Tuesday, January 13, 2015

Russian huts

Been working on a lot of terrain for my gaming table and my next few posts will be about the different pieces. First up are some Russian huts.

Before Christmas I saw some excellent huts on a blog (can't remember which one) as I was looking for ideas for Russian huts. I found out that they were from Pegasus and I immediately placed an order with Arcane Scenery, about a week later they arrived in the mail.

They are scaled for 1/72 but I think they will do for 28mm. The plastic kits were very easy to assemble. I did not get around to painting them until last week.

With the setting I needed to put some snow onto the roofs and I used my usual mix. I did not get a consistent look on the different roofs so I needed to go back and apply another layer.

I am also thinking about creating some burned down huts, but these will be my intact huts.

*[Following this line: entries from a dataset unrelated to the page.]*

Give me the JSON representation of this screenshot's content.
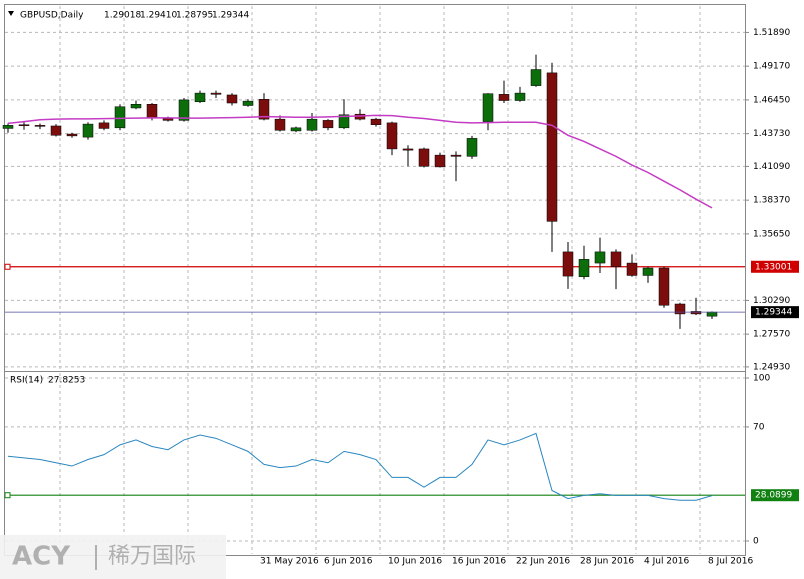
{
  "chart_data": [
    {
      "type": "candlestick",
      "title": "GBPUSD,Daily",
      "header": {
        "open": "1.29018",
        "high": "1.29410",
        "low": "1.28795",
        "close": "1.29344"
      },
      "x": [
        null,
        null,
        null,
        null,
        null,
        null,
        null,
        null,
        null,
        null,
        null,
        null,
        null,
        null,
        null,
        null,
        "31 May 2016",
        null,
        null,
        null,
        "6 Jun 2016",
        null,
        null,
        null,
        "10 Jun 2016",
        null,
        null,
        null,
        "16 Jun 2016",
        null,
        null,
        null,
        "22 Jun 2016",
        null,
        null,
        null,
        "28 Jun 2016",
        null,
        null,
        null,
        "4 Jul 2016",
        null,
        null,
        null,
        "8 Jul 2016"
      ],
      "open": [
        1.4415,
        1.4445,
        1.444,
        1.4435,
        1.437,
        1.4345,
        1.446,
        1.442,
        1.458,
        1.461,
        1.4495,
        1.448,
        1.463,
        1.47,
        1.4685,
        1.46,
        1.465,
        1.449,
        1.4395,
        1.44,
        1.448,
        1.442,
        1.453,
        1.449,
        1.446,
        1.425,
        1.425,
        1.42,
        1.42,
        1.419,
        1.447,
        1.469,
        1.464,
        1.476,
        1.4863,
        1.342,
        1.322,
        1.333,
        1.342,
        1.333,
        1.323,
        1.329,
        1.3,
        1.294,
        1.29018
      ],
      "high": [
        1.4455,
        1.447,
        1.4455,
        1.445,
        1.438,
        1.4465,
        1.448,
        1.461,
        1.464,
        1.462,
        1.451,
        1.466,
        1.472,
        1.472,
        1.47,
        1.465,
        1.47,
        1.452,
        1.443,
        1.454,
        1.449,
        1.465,
        1.457,
        1.45,
        1.447,
        1.428,
        1.426,
        1.422,
        1.423,
        1.4355,
        1.47,
        1.48,
        1.475,
        1.501,
        1.4945,
        1.35,
        1.347,
        1.3535,
        1.344,
        1.34,
        1.33,
        1.33,
        1.301,
        1.305,
        1.2941
      ],
      "low": [
        1.438,
        1.4405,
        1.441,
        1.435,
        1.434,
        1.4325,
        1.44,
        1.44,
        1.457,
        1.448,
        1.447,
        1.447,
        1.462,
        1.466,
        1.46,
        1.459,
        1.448,
        1.439,
        1.4385,
        1.439,
        1.44,
        1.441,
        1.448,
        1.443,
        1.42,
        1.411,
        1.41,
        1.41,
        1.399,
        1.417,
        1.44,
        1.462,
        1.463,
        1.475,
        1.342,
        1.3122,
        1.32,
        1.325,
        1.312,
        1.322,
        1.317,
        1.297,
        1.28,
        1.291,
        1.28795
      ],
      "close": [
        1.444,
        1.444,
        1.4435,
        1.436,
        1.4355,
        1.445,
        1.4415,
        1.459,
        1.461,
        1.45,
        1.448,
        1.4645,
        1.47,
        1.469,
        1.462,
        1.4635,
        1.449,
        1.44,
        1.442,
        1.449,
        1.442,
        1.4525,
        1.449,
        1.4445,
        1.425,
        1.424,
        1.411,
        1.4105,
        1.419,
        1.4335,
        1.4695,
        1.464,
        1.47,
        1.489,
        1.3666,
        1.3225,
        1.336,
        1.342,
        1.33,
        1.323,
        1.329,
        1.299,
        1.292,
        1.292,
        1.29344
      ],
      "up_color": "#0b6e0b",
      "down_color": "#7b0d0d",
      "ma": {
        "color": "#c43bc4",
        "values": [
          1.4456,
          1.447,
          1.4485,
          1.449,
          1.4492,
          1.4492,
          1.4494,
          1.4496,
          1.4498,
          1.45,
          1.45,
          1.4498,
          1.4498,
          1.45,
          1.4502,
          1.4505,
          1.451,
          1.4508,
          1.4505,
          1.4505,
          1.4508,
          1.4512,
          1.4515,
          1.452,
          1.4518,
          1.4505,
          1.4495,
          1.448,
          1.4465,
          1.446,
          1.4462,
          1.4465,
          1.4465,
          1.4465,
          1.444,
          1.436,
          1.431,
          1.425,
          1.419,
          1.412,
          1.406,
          1.399,
          1.392,
          1.3845,
          1.3775
        ]
      },
      "levels": [
        {
          "value": 1.33001,
          "color": "#d00000"
        }
      ],
      "last_price_color": "#4a4a9a",
      "ylim": [
        1.246,
        1.541
      ],
      "yticks": [
        {
          "value": 1.5189,
          "label": "1.51890"
        },
        {
          "value": 1.4917,
          "label": "1.49170"
        },
        {
          "value": 1.4645,
          "label": "1.46450"
        },
        {
          "value": 1.4373,
          "label": "1.43730"
        },
        {
          "value": 1.4109,
          "label": "1.41090"
        },
        {
          "value": 1.3837,
          "label": "1.38370"
        },
        {
          "value": 1.3565,
          "label": "1.35650"
        },
        {
          "value": 1.3029,
          "label": "1.30290"
        },
        {
          "value": 1.2757,
          "label": "1.27570"
        },
        {
          "value": 1.2493,
          "label": "1.24930"
        }
      ],
      "grid": true
    },
    {
      "type": "line",
      "title": "RSI(14)",
      "values": [
        52,
        51,
        50,
        48,
        46,
        50,
        53,
        59,
        62,
        58,
        56,
        62,
        65,
        63,
        59,
        55,
        47,
        45,
        46,
        50,
        48,
        55,
        53,
        50,
        39,
        39,
        33,
        39,
        39,
        47,
        62,
        59,
        62,
        66,
        31,
        26,
        28,
        29,
        28,
        28,
        28,
        26,
        25,
        25,
        27.8253
      ],
      "color": "#2a86c0",
      "levels": [
        {
          "value": 28.0899,
          "color": "#108010"
        }
      ],
      "ylim": [
        -8.6,
        103.7
      ],
      "yticks": [
        100,
        70,
        0
      ],
      "grid": true
    }
  ],
  "watermark": {
    "brand": "ACY",
    "name": "稀万国际"
  }
}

Wednesday, January 7, 2015

Activation Deck

When I first was reading through the rules for Muskets & Tomahawks I was very intrigued by the Activation Deck that the game makes use of. The unpredictable nature of skirmish gaming that I wanted for 1812 - Retreat from Moscow game is provided by the Activation Deck. For those unaware of what the Activation Deck is, here is a brief rounddown:

The Activation Deck runs the game sequence. There are four types of cards:
  • Activation Cards
  • Morale Cards
  • Forward Boys!
  • Event Cards
Activation Cards
An Activation card contains three pieces of information: the side being activated, the Troop Type activated and the number of Actions allowed for these units.

When drawn, all Troop Types of the activated side (including Officers that are a unit consisting of a single model) may perform the number of actions indicated on the card.

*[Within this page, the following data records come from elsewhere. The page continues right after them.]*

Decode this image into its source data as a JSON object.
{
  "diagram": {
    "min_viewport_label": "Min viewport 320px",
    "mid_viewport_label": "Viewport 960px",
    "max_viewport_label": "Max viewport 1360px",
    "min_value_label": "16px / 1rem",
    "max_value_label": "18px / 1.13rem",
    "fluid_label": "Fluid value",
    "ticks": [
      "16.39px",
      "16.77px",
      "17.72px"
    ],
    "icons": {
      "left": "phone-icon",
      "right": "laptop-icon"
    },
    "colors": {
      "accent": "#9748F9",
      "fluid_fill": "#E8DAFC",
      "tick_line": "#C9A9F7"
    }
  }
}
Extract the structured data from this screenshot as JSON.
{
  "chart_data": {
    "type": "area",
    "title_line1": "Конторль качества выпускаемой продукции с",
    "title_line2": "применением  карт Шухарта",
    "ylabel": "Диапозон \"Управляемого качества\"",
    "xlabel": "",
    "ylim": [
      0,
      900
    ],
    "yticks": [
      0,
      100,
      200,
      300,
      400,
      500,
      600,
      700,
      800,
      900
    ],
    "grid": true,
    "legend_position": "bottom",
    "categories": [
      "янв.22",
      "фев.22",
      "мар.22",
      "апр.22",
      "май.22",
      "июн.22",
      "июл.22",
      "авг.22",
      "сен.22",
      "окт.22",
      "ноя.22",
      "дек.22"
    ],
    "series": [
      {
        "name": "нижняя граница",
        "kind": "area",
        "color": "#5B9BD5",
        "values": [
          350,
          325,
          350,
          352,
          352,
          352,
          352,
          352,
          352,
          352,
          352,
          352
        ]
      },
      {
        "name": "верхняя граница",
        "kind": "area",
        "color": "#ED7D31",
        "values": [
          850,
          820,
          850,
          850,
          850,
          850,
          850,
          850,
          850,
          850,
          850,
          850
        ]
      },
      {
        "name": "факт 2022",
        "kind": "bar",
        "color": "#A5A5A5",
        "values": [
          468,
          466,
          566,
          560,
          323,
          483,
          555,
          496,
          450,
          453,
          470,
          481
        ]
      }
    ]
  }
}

Example: if the player who will control the Russian Army, adds a Russian Jaegers unit (Troop type: Irregular) to his army, he adds the Russian card for Irregular units. Once the game begins, when that particular card comes up, the player then activates all his units with the Irregular troop type characteristic. 

Morale Card
There is one card for each side. Once the card comes up that side will have to take a Reaction test for each unit. This card is only added when at the end of a turn one side has lost half or more of its starting number of models.

Forward Boys!
This card activates all Officers and units with the "Elite" trait of that side. Each of these units may immediately perform 1 action. For my cards I wanted to have the text Forward Boys in the two languages of my game.

Event Cards
The  event cards are  used to add a  random element to your game. They can be used to indicate a specific scenario event if  using the Scenario Generator. Some times these cards will not have any impact on the game, at other times they may have unexpected consequences.

The 1812 - Retreat from Moscow Activation Deck
The original deck for Muskets & Tomahawks while beautiful, cannot be used for 1812 - Retreat from Moscow. I therefore chose to design my own using InDesign and Photoshop. 

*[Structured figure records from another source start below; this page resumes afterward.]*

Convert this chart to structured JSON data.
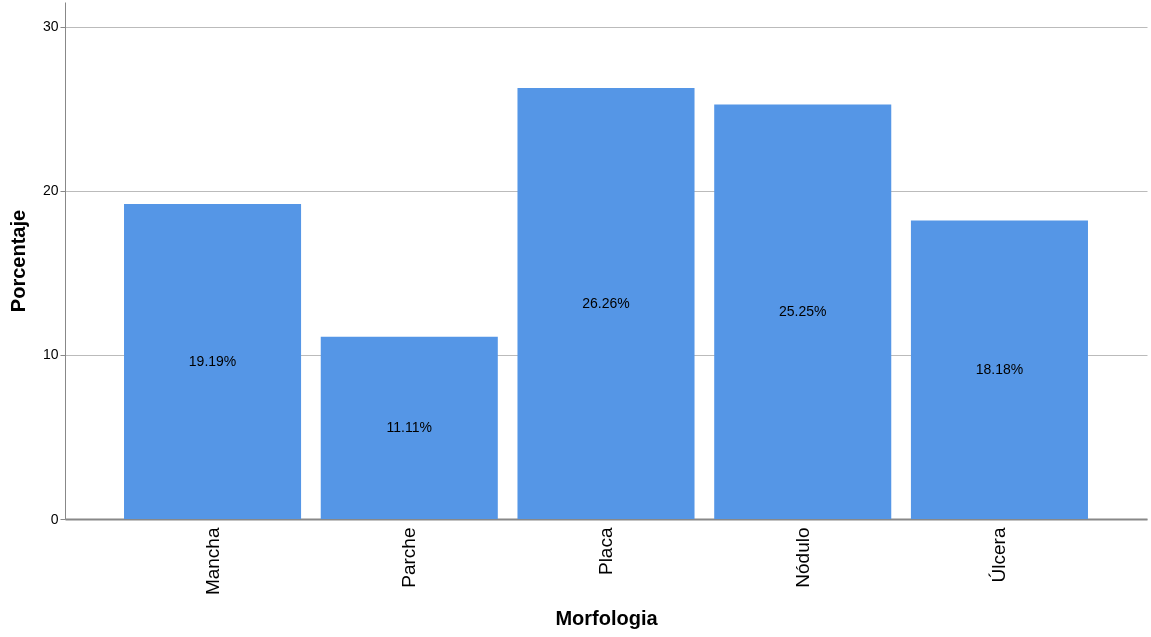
{
  "chart_data": {
    "type": "bar",
    "xlabel": "Morfologia",
    "ylabel": "Porcentaje",
    "categories": [
      "Mancha",
      "Parche",
      "Placa",
      "Nódulo",
      "Úlcera"
    ],
    "values": [
      19.19,
      11.11,
      26.26,
      25.25,
      18.18
    ],
    "value_labels": [
      "19.19%",
      "11.11%",
      "26.26%",
      "25.25%",
      "18.18%"
    ],
    "color": "#5596e6",
    "ylim": [
      0,
      31.5
    ],
    "yticks": [
      0,
      10,
      20,
      30
    ],
    "grid": "y"
  }
}
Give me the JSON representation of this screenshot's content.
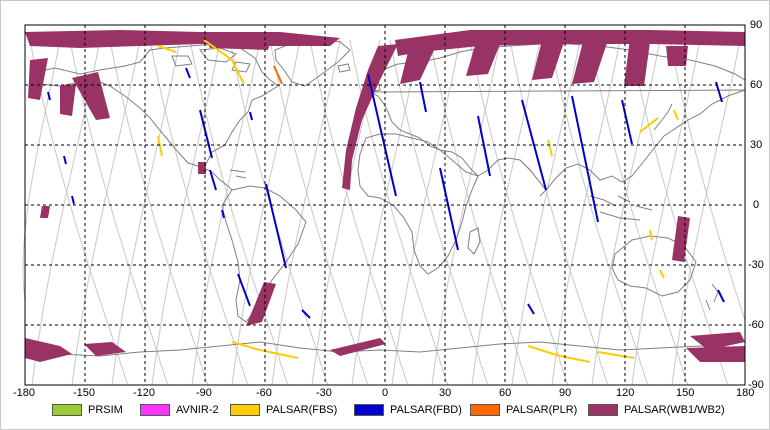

For the back of the cards I chose the well known image of Napoleon during the Retreat from Moscow by Adolph Northen. 

Through my work I have access to an online image database and here I found some excellent images of battle worn French and Russian flags. These would be the background for each of the cards front. It was then just a question of adding the different text to each card.

I am very pleased with the results, especially the look of the two flags.

Monday, January 5, 2015


These figures were painted and photographed before Christmas, but I have only now gotten around to actually posting these. The photos are not the best, so I will try and take some new ones.

The mounted Cossacks are all from Perry Miniatures. The bases are made from hard wood, with a simple snow mixture (baking soda, white glue, white paint and water). They are wonderful looking figures with lots of character.

The Cossack infantry are from Westwind Miniatures. The are listed as Dracula's Cossack Guards and are part of their older Vampire Wars line. They are a bit more fantasy like than the Perry Cossacks but not much.

My painting of these are very simple, base colour, the a Sepia Wash, and a few highlights. It will not win any prices, but it gives them the rough and dirty look of a soldier that I like.